Mi madre también decía cosas al azar para que mi padre dejara de pegarle. Decía que estaba loco cuando se dormía luego de emborracharse, luego de golpearme hasta sangrar, en algún intento inútil de disculpa ajena. La hija de puta también se mató cuando tuvo la oportunidad: se ahorcó del tirante del techo, con el espejo repitiendo la imagen grotesca.
Con mis 16 años me fui de esa casa y quise prenderla fuego, pero no sabía cómo. Pensé que había sobrevivido a ese pasado cuando cumplí 30 años sin pegarme un tiro en la sien o haberme tirado a las vías del tren, pero todo había sido magia de las drogas. Ya no me alcanzaba con lo que robaba y ahora, con un bebé en camino, todo el dinero se iba allí. Maldita sea, ni siquiera estaba seguro de que fuese mío… La desgracia me seguía persiguiendo de una forma u otra. Ni siquiera amaba a Julieta cuando estaba conmigo, sólo en las ausencias.
– ¡No quiero más remedios! ¡No quiero nada de todo esto!
La golpeé en la cara y cayó al suelo. La vi agarrarse del vientre para protegerlo y en un arrebato de cordura sentí algo parecido al remordimiento. Como un momento eterno mis ojos rebotaban de Julieta al espejo, del espejo a Julieta y de vuelta al espejo hasta que vi la silueta de mis padres mirando por el vidrio manchado. Levanté el arma y disparé.
El espejó estalló en nuestra dirección llenando el aire y el suelo de astillas de todos los tamaños. Me tapé los ojos pero Julieta fue más rápida y tomó una astilla y me la clavó en la ingle. Caí de espaldas, con mi sangre abandonando el cuerpo por la herida con mucha rapidez.

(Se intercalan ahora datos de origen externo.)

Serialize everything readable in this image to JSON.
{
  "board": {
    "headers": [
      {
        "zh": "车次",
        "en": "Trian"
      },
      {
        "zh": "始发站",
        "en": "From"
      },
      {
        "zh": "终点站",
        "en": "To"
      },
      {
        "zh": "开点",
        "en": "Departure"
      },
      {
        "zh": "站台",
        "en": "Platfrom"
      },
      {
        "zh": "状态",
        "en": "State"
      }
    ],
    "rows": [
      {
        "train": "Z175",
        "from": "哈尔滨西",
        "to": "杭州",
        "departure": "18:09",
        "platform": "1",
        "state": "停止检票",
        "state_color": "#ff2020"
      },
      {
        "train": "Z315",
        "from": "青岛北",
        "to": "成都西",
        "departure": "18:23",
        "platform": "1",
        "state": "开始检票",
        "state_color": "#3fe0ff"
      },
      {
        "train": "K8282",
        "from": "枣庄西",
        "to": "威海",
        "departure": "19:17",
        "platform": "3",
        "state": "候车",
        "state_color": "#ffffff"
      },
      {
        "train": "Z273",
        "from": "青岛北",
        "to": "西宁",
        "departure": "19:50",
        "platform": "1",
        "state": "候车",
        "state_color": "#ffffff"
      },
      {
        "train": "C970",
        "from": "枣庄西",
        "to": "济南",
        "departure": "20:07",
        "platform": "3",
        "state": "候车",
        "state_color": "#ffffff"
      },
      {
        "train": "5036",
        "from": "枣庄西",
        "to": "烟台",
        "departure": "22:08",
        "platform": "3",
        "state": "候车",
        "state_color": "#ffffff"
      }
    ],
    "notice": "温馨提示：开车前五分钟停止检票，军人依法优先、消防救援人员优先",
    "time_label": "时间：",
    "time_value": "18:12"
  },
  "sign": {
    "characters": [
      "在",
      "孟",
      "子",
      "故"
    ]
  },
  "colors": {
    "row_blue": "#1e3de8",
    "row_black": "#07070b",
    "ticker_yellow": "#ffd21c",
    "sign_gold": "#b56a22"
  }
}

– ¡VOS TAMBIÉN MORITE LOCO DE MIERDAAA!
Me quedé mirando el cielo sintiendo cada vez más frío. La sangre caliente formaba un charco bajo mi espalda. Giré mi cabeza y la vi a Julieta aún con la astilla en la mano y me miraba; en su brazo derecho tenía dos cicatrices largas y con la mano izquierda se cortaba para crear una tercera.
Fin.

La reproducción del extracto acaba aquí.